L’article L.8882-2 du même Code instaure un « mécanisme de solidarité financière » : lorsque le donneur d’ordre a manqué à son obligation de vigilance, il peut être tenu solidairement responsable des sanctions prononcées en raison du travail dissimulé du sous-traitant.
Problème juridique
L’URSSAF (organisme français chargé du recouvrement des cotisations sociales) a assigné le donneur d’ordre en justice afin d’obtenir le paiement des sommes dues au titre du travail dissimulé du sous-traitant. Or, ce travail dissimulé résultait d’un autre contrat conclu avec un donneur d’ordre différent.
L’URSSAF sollicitait ainsi une interprétation extensive des dispositions précitées.
Décision
La Cour rejette la demande de l’URSSAF et confirme que l’obligation de vigilance prévue à l’article L.8882-1 s’applique exclusivement au donneur d’ordre concerné par le travail dissimulé. Les autres donneurs d’ordre contractant avec le même sous-traitant n’ont une obligation de vigilance que pour les travaux exécutés dans le cadre de leur propre contrat.

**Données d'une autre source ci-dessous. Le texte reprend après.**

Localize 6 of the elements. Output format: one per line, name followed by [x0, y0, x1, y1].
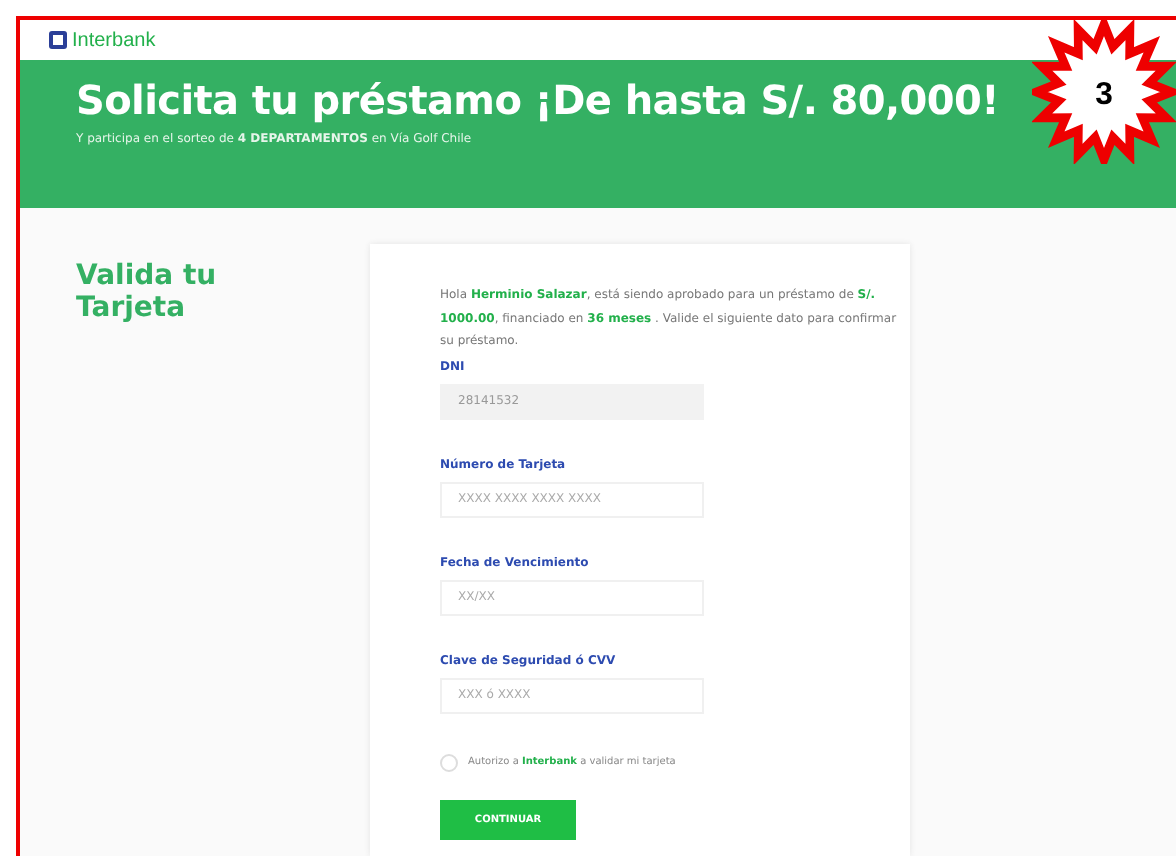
banner-title: Solicita tu préstamo ¡De hasta S/. 80,000!	[76, 76, 999, 124]
section-heading: Valida tu Tarjeta	[76, 260, 219, 324]
brand-name: Interbank	[72, 29, 156, 51]
checkbox[interactable]	[440, 753, 458, 771]
logo-icon	[48, 30, 68, 50]
starburst-badge: 3	[1032, 20, 1176, 164]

En conséquence, le mécanisme de solidarité financière ne trouve pas à s’appliquer en l’espèce.
Impact
Cette décision précise l’étendue des obligations du donneur d’ordre en droit français : celui-ci n’est pas tenu de vérifier la « conformité légale de l’historique de travail » du sous-traitant avant la conclusion du contrat.
Il demeure toutefois responsable de la vérification du respect, par le sous-traitant, de ses obligations de déclaration de l’activité et des revenus dans le cadre de la relation contractuelle qui les lie.